Professionally, Wentworth Miller ’95 had a pretty good year. An actor best known for his role on the Fox television series Prison Break, Miller wrote the screenplay for Stoker, a thriller that hit theaters in March and received good reviews. His second screenplay, The Disappointments Room, is scheduled to begin filming next year. But Miller’s most notable piece of writing may have been the 120-word letter he wrote in August to decline an invitation to the St. Petersburg International Film Festival in Russia.
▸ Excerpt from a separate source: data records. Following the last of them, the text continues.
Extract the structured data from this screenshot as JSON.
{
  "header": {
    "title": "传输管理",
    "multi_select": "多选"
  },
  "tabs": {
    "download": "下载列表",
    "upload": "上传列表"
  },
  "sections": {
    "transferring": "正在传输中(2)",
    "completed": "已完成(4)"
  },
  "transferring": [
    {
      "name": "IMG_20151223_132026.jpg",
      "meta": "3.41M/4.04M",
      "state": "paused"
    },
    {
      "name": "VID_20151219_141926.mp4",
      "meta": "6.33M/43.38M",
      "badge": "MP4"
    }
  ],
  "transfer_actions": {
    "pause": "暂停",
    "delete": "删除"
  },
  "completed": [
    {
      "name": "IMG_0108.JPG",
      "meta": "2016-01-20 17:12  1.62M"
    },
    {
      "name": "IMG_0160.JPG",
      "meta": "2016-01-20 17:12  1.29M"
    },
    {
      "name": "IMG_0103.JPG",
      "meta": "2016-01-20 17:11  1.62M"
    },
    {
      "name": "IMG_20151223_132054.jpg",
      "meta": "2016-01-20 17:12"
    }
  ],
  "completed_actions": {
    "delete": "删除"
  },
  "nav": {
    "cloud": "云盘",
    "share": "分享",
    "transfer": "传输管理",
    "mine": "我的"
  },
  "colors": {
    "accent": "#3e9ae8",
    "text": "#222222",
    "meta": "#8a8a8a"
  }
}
“Thank you for your kind invitation,” Miller began. “As someone who has enjoyed visiting Russia in the past and can also claim a degree of Russian ancestry, it would make me happy to say yes. However, as a gay man, I must decline.”
Out magazine, which recently named Miller its Newsmaker of the Year, wrote that there “have been many powerful coming-out statements, but few as elegant and considered as Miller’s letter.” He went on to criticize the Russian government for denying its LGBT residents “their basic right to live and love openly.” But the story didn’t end there. At a Human Rights Campaign event in September, Miller spoke about his difficult teenage years, including a suicide attempt at age 15, sharing his story in the hope that it would encourage others to seek help.
Miller, an English major at Princeton, sang with the Tigertones, performed in Theatre Intime’s production of Amadeus, and drew political cartoons for The Daily Princetonian. He made his feature-film debut in the 2003 adaptation of Philip Roth’s The Human Stain and starred on Prison Break from 2005 to 2009.